Tuesday, February 13, 2007

The Magnificent Ambersons - More 31 Days of Oscar

The Magnificent Ambersons

So Whitney over at Pop Candy recommended this one from TCM's 31DoO lineup, because it's never been made available on DVD in North America, so it's our only opportunity to catch it. And as one of Orson Welles' early films, I can see why people would be interested to see it.

I saw Citizen Kane a few years back, and I could see why film people made a big deal out of it. It used some different storytelling techniques and had a lot going on. I didn't care for the story, though. Maybe if I knew more about Hearst, I would've loved the biting satire or whatever, but I admired the film the way you'd admire a painstakingly hand-crafted wooden carving of a soda can.
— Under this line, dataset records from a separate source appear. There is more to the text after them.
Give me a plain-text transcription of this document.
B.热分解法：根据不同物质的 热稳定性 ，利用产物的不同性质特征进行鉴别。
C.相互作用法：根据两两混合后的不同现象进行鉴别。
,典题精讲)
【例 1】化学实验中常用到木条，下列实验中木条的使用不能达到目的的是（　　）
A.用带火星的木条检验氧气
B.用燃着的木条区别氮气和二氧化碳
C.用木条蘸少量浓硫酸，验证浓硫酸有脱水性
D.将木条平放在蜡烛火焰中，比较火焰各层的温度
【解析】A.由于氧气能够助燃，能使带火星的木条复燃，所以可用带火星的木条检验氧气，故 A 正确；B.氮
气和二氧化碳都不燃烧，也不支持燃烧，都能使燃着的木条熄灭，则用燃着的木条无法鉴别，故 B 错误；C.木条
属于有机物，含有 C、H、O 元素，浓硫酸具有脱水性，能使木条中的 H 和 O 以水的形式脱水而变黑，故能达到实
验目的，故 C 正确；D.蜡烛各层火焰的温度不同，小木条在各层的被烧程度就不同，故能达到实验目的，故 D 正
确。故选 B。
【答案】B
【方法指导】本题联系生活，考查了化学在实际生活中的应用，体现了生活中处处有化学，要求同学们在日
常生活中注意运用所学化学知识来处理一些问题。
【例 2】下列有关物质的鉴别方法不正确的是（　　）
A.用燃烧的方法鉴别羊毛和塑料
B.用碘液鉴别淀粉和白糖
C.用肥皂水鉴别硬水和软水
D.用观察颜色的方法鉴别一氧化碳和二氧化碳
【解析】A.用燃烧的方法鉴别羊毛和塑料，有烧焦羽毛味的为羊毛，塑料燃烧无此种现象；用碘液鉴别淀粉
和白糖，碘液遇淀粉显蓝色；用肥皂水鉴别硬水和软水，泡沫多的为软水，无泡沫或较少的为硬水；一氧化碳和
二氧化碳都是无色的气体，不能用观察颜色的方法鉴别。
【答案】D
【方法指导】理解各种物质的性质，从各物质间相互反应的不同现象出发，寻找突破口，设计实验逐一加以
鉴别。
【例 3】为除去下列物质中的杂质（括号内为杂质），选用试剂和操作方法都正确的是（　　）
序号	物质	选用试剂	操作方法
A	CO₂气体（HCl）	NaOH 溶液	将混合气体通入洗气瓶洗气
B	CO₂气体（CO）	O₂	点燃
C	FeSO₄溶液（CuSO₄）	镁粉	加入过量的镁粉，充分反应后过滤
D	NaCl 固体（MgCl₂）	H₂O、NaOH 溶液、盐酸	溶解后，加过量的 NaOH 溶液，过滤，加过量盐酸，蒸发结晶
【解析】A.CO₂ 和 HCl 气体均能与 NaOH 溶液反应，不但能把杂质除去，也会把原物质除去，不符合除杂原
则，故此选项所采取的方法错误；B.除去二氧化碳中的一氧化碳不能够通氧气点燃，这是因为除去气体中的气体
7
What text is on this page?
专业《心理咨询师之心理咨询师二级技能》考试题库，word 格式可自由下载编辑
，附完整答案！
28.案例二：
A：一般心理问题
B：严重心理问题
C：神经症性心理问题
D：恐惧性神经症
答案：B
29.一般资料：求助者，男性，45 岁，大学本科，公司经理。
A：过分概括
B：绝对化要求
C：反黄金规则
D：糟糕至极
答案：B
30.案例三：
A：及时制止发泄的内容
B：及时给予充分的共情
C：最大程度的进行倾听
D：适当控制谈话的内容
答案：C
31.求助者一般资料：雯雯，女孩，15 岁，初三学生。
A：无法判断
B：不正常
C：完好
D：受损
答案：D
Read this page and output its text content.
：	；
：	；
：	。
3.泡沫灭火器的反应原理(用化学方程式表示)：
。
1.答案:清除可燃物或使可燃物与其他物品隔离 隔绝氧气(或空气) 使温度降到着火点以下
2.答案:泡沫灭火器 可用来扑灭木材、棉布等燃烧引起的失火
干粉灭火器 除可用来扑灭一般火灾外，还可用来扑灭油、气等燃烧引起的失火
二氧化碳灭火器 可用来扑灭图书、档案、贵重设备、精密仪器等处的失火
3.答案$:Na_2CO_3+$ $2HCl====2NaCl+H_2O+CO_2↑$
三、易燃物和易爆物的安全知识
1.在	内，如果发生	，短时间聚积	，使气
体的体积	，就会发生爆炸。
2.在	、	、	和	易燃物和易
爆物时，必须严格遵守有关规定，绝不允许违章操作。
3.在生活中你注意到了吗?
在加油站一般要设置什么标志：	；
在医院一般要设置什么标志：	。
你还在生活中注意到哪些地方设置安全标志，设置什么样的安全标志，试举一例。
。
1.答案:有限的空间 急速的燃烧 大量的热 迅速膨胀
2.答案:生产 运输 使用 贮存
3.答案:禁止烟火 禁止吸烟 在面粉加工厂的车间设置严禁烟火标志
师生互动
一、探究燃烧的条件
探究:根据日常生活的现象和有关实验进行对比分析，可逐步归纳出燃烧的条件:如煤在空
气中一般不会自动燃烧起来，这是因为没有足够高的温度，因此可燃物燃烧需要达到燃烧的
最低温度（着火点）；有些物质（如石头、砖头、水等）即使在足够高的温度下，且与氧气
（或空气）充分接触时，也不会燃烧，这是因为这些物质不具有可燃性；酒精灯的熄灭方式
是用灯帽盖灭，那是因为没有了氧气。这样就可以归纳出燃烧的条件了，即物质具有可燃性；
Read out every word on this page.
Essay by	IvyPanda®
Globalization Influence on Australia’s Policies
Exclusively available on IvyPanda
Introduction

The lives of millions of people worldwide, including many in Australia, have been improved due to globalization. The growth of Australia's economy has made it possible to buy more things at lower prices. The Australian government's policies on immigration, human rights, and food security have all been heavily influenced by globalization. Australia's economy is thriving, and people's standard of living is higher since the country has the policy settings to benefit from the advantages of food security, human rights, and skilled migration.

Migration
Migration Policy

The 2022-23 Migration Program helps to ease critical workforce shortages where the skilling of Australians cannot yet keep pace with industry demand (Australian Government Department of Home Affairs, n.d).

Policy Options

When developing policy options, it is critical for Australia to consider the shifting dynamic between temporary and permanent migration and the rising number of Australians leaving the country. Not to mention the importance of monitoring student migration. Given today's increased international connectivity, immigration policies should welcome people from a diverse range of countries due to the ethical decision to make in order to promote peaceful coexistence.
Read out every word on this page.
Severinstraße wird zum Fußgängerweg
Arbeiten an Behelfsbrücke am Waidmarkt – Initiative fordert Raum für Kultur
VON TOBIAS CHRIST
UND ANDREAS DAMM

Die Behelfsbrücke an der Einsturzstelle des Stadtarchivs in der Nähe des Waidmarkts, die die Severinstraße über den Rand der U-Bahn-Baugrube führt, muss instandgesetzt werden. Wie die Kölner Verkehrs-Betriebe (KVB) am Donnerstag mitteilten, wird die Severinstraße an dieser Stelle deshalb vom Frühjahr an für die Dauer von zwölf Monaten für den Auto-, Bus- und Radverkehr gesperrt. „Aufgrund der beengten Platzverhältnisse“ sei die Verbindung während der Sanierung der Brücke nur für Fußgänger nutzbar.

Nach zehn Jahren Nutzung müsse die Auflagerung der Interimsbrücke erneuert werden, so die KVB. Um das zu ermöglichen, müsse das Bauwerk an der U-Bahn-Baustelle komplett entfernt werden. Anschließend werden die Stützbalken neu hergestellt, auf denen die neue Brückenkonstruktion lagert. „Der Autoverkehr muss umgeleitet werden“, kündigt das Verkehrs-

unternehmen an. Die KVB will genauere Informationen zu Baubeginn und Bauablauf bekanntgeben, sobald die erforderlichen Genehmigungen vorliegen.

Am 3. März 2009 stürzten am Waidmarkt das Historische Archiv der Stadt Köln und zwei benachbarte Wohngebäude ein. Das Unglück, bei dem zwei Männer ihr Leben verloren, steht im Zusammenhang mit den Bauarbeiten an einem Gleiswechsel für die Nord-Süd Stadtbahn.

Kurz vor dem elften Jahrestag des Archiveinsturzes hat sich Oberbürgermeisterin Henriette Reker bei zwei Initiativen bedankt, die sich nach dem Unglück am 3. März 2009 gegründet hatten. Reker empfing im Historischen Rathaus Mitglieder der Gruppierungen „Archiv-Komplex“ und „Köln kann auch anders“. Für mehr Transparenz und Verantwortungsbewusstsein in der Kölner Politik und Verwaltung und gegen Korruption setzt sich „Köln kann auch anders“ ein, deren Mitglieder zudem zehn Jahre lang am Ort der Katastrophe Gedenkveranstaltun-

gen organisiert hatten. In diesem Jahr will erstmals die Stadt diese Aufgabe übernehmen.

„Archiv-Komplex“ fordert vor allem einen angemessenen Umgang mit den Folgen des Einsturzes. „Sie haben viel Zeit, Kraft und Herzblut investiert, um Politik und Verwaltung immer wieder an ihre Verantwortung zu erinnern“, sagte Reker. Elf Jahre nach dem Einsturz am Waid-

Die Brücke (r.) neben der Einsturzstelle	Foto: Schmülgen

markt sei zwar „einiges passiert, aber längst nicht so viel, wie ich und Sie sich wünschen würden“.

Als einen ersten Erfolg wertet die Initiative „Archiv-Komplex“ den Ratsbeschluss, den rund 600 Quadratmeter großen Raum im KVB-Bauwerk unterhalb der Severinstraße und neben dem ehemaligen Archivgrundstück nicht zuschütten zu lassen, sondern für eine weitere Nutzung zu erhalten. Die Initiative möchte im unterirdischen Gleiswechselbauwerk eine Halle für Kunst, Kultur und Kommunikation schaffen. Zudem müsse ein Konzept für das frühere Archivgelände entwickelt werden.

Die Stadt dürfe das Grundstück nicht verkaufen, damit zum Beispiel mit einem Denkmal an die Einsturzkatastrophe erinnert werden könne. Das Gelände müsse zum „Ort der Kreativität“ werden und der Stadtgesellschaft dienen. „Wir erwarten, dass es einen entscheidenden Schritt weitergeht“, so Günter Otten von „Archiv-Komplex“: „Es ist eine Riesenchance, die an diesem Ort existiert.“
You admire the work, the technique, the effort put into it, but you wish it had been put towards something interesting.

While Kane employed a few nifty techniques, The Magnificent Ambersons was downright unusual. I can think of quite a few older movies that employed third person narration for an introduction (like Casablanca), but almost none that bring the narration back all through the movie (The Royal Tenenbaums being the only example that comes to mind). But to continue to narrate the closing credits was a first to me. Instead of printed credits, they'd show a shot of an editing machine, and Welles (who had been narrating the whole time) would say "Edited by..." and say the guy's name. It was truly weird.

There was also a montage near the beginning of things that had happened long before the bulk of the story, and, I guess to give the effect of vague memories, the shots all had a fuzziness around the edges, like a sitcom dream sequence or a Barbara Walters interview.

Like Kane, I didn't care much for the story. It's about a family of great prominence being eclipsed by nouveau riche industrialist types. And courtship and marriage and bratty kids and high society. I don't know about you, but that sounds like a story that would thrill any guy in his 20s.

Anyway I guess this one's most well known for being cut to death. Welles' original cut ran almost an hour longer than the one I saw. Test screenings, shortly after Pearl Harbor, showed that audiences wanted happy endings, and Welles was in Brazil filming, so he didn't have a chance to argue for his vision, and they hacked it to pieces. The cut footage was later destroyed. I'm a little curious as to what the original would've been like, but not so curious as to actually google it or anything.

So I wasn't especially impressed. Mostly what I took away from this one was that Joseph Cotton really looks like Tim Robbins. And then I googled it to see if anyone else had made the connection, and it turns out Tim Robbins had played Cotton in a 1985 TV movie. So even a movie that bores me can be educational.